SB 117 is possible. As I have noted, the SCETL at Arizona State University provides a precedent for a similar Center and has been very successful—both in fulfilling its mission and in providing efficient administrative leadership to turn a vision into a practical reality. The Ohio Centers would also be able to draw upon the professional network of a growing number of such state Centers nationwide, including in Florida, North Carolina, Tennessee, and Texas. The Centers are entirely practicable.

SB 117 provides an opportunity. SB 117 will be among the first such Centers in the nation—and would provide the first one housed in a college of law. Ohio’s Centers would attract students from around the nation, both those hungry in general for such an education and those who wish to go on to careers in other such Centers, when their own states authorize them. Indeed, Ohio may be able to attract as permanent residents many of the excellent young students who seek an education free of the ideological blinkers that afflict the rest of higher education. Ohio’s colleges and universities will have the ability to acquire a national basis of tuition, reputation, and influence, as a first mover in higher education focused on intellectual diversity and intellectual freedom.

SB 117 will promote reform in the rest of Ohio higher education. Higher education’s radical monoculture depends on its monopoly power. Once students have a choice and can vote with their tuition dollars for the reformed education available at these Centers, it will provide an incentive to the rest of Ohio’s system of higher education to reform. Some timid academics will be emboldened by the Centers’ example to seek to reorient their system toward intellectual freedom. Self-interest will drive others toward reform. SB 117 will provide not only an island of reformed education in Ohio but also infect the rest of Ohio’s higher education with the desire to cease their devotion to radical activism and to return to their true mission of education.

SB 117 is appropriate. The citizens of Ohio, their elected representatives, and their appointed trustees, always have shared with university administrators and faculty the right and the responsibility to defend academic and intellectual freedom.
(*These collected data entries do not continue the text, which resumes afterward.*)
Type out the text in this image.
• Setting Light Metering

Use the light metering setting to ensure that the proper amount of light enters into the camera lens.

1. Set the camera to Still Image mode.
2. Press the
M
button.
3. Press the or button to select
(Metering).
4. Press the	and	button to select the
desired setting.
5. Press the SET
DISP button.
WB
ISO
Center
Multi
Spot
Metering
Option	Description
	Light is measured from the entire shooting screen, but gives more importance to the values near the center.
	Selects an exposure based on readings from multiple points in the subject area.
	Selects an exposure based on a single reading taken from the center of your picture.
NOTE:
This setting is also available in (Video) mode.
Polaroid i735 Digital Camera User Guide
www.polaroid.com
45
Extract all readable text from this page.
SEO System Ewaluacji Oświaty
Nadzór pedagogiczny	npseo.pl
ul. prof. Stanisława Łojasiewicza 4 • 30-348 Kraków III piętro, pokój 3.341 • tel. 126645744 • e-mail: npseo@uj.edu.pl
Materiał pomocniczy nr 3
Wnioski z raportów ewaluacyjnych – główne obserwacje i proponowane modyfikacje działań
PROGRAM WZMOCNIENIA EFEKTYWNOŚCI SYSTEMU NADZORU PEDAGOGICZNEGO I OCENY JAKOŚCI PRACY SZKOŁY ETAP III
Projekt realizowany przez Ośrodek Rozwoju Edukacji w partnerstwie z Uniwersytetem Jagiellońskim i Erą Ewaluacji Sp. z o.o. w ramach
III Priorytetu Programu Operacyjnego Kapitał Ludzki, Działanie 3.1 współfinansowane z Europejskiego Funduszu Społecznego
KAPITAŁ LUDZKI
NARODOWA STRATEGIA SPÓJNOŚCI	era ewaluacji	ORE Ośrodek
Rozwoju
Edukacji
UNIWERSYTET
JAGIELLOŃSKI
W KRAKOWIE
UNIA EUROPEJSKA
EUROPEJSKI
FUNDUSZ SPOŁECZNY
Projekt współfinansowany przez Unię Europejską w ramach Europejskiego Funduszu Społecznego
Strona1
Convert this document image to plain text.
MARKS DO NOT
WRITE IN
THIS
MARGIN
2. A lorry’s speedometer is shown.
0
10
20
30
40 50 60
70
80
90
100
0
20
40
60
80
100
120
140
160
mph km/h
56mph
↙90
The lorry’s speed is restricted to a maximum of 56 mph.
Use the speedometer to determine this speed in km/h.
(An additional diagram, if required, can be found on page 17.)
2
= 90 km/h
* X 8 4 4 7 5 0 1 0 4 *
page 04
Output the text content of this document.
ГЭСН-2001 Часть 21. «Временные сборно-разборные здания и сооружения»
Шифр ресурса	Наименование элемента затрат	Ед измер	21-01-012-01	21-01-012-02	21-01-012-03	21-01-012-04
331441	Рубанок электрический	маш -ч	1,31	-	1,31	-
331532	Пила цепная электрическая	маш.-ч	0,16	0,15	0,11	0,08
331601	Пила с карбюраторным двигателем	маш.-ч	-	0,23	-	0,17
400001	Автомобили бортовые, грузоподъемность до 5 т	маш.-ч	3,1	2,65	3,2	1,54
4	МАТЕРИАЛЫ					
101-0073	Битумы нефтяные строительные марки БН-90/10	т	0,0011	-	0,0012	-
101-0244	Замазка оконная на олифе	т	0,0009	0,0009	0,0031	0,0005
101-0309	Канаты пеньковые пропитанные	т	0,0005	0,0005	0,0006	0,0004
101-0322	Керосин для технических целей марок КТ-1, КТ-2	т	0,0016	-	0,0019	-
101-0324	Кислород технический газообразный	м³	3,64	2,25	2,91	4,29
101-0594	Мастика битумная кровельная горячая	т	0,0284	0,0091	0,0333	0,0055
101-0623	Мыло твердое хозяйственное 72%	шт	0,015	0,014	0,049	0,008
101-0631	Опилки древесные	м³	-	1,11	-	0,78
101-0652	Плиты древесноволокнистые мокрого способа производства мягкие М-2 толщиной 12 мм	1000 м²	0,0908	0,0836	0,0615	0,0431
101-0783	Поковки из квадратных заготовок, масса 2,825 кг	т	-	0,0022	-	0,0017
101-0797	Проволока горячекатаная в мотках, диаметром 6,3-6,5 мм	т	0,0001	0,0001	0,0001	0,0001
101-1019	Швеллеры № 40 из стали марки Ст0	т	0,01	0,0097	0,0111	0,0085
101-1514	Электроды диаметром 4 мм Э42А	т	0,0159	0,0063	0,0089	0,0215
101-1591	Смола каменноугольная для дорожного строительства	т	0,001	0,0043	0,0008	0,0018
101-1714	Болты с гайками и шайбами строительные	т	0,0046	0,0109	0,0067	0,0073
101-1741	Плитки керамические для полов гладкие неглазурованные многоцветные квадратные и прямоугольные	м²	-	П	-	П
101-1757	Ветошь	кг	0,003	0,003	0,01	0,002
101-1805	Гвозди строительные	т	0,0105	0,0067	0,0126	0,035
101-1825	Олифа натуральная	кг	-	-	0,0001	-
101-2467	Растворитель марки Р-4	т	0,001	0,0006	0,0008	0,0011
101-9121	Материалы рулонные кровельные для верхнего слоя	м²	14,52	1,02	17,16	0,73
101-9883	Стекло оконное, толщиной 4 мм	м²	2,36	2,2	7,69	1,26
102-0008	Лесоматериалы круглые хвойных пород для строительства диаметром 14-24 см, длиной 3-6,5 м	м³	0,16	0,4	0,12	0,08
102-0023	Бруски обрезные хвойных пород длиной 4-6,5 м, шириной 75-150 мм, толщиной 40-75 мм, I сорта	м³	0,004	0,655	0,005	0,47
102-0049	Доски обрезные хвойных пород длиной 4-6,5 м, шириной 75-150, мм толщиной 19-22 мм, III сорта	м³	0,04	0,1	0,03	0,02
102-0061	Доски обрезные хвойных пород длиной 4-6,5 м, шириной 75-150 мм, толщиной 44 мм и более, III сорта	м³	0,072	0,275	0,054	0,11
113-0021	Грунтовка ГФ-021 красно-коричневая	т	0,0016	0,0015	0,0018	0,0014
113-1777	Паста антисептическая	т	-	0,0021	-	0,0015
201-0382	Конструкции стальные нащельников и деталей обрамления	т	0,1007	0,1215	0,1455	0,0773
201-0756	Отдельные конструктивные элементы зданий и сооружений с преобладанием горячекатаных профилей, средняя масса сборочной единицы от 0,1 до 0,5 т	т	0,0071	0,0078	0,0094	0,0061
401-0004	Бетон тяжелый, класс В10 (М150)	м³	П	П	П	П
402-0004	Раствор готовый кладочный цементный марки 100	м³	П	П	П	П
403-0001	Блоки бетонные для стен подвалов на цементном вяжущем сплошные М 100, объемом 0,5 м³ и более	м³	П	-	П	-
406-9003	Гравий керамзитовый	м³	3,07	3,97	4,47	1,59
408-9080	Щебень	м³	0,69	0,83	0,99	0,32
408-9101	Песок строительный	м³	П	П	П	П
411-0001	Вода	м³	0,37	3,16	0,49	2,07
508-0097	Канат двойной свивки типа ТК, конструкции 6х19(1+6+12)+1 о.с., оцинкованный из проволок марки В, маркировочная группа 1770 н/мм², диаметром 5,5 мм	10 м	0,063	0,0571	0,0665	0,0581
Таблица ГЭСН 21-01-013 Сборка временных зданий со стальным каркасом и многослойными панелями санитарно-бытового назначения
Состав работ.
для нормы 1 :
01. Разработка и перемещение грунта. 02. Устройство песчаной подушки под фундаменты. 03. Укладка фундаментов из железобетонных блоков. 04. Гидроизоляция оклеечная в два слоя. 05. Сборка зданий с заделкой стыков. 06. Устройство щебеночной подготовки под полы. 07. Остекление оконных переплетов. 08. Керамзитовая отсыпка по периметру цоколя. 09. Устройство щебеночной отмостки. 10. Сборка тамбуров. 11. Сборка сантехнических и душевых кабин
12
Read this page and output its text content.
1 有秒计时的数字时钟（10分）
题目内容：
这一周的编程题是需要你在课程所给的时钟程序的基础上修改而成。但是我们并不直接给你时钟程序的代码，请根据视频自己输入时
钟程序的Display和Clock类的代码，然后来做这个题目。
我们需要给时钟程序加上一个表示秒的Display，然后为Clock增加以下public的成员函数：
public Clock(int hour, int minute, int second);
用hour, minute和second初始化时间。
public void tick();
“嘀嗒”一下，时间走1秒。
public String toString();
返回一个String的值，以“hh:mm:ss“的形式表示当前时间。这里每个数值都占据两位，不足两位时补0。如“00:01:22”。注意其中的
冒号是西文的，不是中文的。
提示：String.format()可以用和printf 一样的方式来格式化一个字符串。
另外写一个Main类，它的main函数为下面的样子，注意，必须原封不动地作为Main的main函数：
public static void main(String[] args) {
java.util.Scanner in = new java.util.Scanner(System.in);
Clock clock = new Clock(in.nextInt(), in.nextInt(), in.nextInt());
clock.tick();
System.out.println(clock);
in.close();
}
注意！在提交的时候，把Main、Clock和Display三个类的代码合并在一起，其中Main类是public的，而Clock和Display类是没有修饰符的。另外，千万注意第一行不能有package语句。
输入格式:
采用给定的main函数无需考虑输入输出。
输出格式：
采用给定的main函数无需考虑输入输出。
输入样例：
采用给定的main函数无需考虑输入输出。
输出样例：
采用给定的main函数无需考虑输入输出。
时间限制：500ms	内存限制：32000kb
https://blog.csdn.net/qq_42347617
If the administrators who control institutions of higher education will not act to promote intellectual diversity, intellectual freedom, the core texts and great debates of western civilization, and the principles, ideals, and the institutions of the American constitutional order, then the public and its representatives must exercise directly the powers and duties they always have possessed. Ohio’s elected representatives possess both the right and the duty to renovate the ivory tower.

SB 117 is a necessary and well-tailored means to restore Ohio’s system of higher education to its better, truer self. The National Association of Scholars heartily endorses SB 117, and we urge Ohio’s legislators to pass this bill and Governor DeWine to sign it.